Par un après-midi ensoleillé, alors que le zoo vibrait de rires d’enfants et du bruissement des sacs touristiques, un événement inattendu se produisit — un moment que l’on qualifierait plus tard de scène la plus amusante et surprenante de l’année.
Rien ne laissait pourtant présager une telle agitation : les animaux se prélassaient dans la chaleur, les visiteurs flânaient tranquillement d’un enclos à l’autre, et l’air était parfumé d’une odeur de barbe à papa.
Une journée tout à fait ordinaire… jusqu’à ce qu’elle ne le soit plus.

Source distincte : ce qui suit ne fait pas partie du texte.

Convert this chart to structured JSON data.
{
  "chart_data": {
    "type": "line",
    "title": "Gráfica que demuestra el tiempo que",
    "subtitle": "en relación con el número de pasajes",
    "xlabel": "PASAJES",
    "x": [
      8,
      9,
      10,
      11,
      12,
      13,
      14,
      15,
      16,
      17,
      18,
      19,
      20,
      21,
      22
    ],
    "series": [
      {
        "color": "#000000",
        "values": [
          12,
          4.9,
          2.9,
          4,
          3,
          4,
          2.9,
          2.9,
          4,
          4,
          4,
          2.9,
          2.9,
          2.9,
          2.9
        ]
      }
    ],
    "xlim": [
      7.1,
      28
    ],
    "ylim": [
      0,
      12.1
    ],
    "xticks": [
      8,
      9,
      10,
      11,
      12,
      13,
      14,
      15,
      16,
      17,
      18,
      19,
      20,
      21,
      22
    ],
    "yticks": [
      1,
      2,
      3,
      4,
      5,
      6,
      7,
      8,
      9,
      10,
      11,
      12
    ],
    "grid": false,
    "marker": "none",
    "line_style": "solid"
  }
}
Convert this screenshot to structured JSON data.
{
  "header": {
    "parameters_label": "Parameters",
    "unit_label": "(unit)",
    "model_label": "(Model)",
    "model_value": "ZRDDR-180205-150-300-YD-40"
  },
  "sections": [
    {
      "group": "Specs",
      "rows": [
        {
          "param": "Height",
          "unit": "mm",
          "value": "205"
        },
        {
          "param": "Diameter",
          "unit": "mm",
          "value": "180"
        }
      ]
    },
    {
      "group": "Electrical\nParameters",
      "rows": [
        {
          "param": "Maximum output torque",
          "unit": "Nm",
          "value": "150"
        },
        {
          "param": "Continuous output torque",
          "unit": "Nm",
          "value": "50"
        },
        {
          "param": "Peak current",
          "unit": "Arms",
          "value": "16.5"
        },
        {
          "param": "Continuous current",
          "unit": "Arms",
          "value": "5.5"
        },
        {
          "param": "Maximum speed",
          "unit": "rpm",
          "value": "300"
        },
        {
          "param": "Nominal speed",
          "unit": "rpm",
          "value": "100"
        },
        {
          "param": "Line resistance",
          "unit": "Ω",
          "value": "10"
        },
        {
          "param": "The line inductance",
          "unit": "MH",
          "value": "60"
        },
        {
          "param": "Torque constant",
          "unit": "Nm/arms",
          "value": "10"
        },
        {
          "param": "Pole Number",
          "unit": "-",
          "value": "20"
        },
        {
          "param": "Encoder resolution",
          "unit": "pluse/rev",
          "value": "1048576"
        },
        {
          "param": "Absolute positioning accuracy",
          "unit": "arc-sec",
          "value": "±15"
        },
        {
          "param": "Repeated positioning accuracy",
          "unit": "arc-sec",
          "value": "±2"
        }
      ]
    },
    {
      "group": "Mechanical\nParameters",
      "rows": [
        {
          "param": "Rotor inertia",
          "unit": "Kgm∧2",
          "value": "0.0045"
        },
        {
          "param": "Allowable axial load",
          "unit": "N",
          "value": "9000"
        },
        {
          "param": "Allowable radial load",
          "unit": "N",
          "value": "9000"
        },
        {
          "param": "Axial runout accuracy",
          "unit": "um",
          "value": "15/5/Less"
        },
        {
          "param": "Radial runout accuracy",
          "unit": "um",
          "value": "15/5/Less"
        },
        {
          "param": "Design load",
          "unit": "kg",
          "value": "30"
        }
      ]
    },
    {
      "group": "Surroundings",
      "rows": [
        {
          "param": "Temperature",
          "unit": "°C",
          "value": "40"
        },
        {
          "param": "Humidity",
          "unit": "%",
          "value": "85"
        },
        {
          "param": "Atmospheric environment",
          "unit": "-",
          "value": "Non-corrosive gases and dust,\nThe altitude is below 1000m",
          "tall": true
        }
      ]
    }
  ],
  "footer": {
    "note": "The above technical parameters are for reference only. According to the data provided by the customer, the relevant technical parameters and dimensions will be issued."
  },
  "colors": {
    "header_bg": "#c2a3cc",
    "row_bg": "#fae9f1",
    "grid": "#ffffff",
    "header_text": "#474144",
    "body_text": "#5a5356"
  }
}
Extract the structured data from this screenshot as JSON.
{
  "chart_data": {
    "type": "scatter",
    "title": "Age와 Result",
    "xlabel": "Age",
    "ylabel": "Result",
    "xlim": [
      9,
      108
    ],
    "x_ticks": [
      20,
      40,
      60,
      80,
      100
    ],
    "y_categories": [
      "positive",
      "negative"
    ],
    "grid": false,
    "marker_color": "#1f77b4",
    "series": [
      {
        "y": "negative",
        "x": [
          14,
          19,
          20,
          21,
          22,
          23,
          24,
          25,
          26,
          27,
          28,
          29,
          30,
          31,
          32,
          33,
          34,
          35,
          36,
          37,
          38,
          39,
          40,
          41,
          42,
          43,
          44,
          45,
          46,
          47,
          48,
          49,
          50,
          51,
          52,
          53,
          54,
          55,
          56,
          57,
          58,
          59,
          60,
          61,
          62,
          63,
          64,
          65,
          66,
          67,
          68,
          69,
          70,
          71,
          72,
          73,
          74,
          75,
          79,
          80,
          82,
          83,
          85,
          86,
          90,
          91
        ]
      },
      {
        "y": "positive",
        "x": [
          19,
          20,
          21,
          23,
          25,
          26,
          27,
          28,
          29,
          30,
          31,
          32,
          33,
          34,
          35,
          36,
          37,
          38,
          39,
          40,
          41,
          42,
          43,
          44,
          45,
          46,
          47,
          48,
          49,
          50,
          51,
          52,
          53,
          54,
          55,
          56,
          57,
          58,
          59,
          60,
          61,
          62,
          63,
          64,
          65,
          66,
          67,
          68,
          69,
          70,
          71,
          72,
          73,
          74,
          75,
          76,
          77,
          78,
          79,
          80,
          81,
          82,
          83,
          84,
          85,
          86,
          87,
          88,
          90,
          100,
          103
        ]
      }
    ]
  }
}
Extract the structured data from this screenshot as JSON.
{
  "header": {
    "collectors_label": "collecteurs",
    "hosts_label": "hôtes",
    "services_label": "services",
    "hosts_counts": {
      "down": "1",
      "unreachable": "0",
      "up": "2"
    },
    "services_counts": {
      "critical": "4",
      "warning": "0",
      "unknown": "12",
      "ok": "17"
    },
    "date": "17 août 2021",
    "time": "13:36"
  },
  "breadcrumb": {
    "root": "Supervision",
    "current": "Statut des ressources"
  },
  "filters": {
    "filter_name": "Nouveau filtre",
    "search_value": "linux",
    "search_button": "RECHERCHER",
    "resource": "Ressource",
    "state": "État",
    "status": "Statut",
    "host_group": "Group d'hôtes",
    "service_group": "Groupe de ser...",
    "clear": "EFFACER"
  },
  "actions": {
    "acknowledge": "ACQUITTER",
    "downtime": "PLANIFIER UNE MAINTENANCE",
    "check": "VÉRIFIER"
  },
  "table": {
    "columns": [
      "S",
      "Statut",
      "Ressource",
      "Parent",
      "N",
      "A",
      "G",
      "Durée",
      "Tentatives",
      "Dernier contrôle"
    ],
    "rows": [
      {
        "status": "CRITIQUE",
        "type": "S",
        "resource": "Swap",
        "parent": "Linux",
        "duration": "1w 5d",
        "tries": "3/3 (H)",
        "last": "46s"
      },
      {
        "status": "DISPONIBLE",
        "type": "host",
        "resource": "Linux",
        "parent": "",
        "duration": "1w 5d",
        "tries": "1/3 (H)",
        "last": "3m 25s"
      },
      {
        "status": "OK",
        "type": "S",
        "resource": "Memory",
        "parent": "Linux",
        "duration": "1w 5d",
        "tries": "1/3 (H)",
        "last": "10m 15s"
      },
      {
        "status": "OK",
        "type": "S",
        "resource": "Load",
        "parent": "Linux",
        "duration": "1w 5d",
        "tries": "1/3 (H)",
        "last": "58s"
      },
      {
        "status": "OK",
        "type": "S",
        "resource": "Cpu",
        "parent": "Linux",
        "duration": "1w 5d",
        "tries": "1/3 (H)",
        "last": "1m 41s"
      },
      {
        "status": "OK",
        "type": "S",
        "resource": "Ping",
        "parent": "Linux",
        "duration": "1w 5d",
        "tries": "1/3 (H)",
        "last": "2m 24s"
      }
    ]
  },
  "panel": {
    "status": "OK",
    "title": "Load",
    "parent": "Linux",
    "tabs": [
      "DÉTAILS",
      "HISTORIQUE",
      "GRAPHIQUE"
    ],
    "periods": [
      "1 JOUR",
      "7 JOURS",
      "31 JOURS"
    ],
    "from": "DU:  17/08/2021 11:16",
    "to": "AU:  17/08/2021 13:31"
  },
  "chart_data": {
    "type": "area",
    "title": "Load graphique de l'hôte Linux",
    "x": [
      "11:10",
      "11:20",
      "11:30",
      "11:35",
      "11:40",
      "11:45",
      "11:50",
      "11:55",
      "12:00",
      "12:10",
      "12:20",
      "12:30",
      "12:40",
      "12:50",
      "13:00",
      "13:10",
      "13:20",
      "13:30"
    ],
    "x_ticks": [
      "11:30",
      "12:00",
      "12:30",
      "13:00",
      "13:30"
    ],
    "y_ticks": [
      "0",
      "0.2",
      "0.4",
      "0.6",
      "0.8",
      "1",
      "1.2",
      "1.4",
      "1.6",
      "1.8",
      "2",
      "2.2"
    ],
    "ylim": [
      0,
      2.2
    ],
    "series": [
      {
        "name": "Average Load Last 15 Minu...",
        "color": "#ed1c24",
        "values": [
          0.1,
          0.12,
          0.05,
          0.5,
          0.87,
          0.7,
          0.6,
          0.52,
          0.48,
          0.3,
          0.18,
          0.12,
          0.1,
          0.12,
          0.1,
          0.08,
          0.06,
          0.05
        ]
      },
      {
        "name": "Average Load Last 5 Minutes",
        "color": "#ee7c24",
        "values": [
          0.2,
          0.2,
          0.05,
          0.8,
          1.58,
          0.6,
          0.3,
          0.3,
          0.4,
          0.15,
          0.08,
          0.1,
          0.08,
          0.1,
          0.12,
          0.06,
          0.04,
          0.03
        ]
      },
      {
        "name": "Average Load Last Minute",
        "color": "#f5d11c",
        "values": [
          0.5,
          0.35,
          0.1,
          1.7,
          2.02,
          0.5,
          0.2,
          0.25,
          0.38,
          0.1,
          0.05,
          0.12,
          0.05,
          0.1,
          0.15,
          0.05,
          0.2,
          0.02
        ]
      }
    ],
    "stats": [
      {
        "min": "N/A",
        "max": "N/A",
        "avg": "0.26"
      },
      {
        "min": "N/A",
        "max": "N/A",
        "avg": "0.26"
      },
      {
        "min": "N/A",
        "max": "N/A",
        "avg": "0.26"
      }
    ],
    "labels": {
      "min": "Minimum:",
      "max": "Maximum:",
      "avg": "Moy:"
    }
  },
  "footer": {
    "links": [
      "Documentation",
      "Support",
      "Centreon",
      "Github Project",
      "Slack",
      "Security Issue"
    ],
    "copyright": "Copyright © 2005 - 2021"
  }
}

Parmi les visiteurs se trouvait Arman, un homme grand et solidement bâti, au sourire franc et à l’humour facile. En vacances et profitant d’un rare jour de repos, il aimait répandre la bonne humeur autour de lui.
Avoir retiré sa chemise lui donnait un peu de fierté : il entretenait sa forme depuis des années, et il le montrait volontiers.
En s’approchant de l’enclos des gorilles, il aperçut un imposant dos-argenté assis dans l’herbe, paraissant presque indifférent à tout ce qui l’entourait.
Voyant que quelques enfants s’ennuyaient, Arman décida de détendre l’atmosphère : il se mit dans une pose de bodybuilder, muscles contractés, comme s’il participait à un concours. Les enfants éclatèrent de rire, les adultes sourirent — une petite scène sans conséquence.
Mais tout changea lorsque le gorille leva lentement la tête.
Le colosse, nommé Baku, observa Arman avec intensité. D’un regard concentré, il semblait analyser cet étrange humain qui agitait ses bras et gonflait sa poitrine.
Puis, soudainement, Baku se redressa. Sa stature impressionnante fit reculer quelques visiteurs. Et, à la stupéfaction générale, il reproduisit presque parfaitement la pose d’Arman.
La foule retint son souffle, puis explosa en rires et applaudissements.
Arman resta figé, incrédule, tandis que Baku fermait un instant les yeux en contractant ses bras, la poitrine bombée comme un véritable champion. On aurait dit qu’il pensait : « Tu veux jouer ? Très bien, regardons qui impressionne le plus. »
Dès lors, une sorte de duel improvisé débuta : Arman — une pose. Baku — la même. Arman se pencha en avant. Baku l’imita.

Les enfants criaient de joie, les adultes riaient aux larmes, certains employés du zoo se demandaient s’ils devaient intervenir ou simplement profiter du spectacle.
Enfin, Baku s’assit d’un geste théâtral, croisa les bras et sembla afficher une sorte de satisfaction tranquille. Arman lui fit une révérence respectueuse, ce qui déclencha une nouvelle vague d’applaudissements.
La vidéo de ce moment devint virale. Beaucoup y virent la preuve que les animaux comprennent les humains bien plus qu’on ne l’imagine.
Et Arman plaisantait désormais en disant qu’il avait trouvé un adversaire à sa hauteur : un gorille de 180 kilos doté d’un humour remarquable.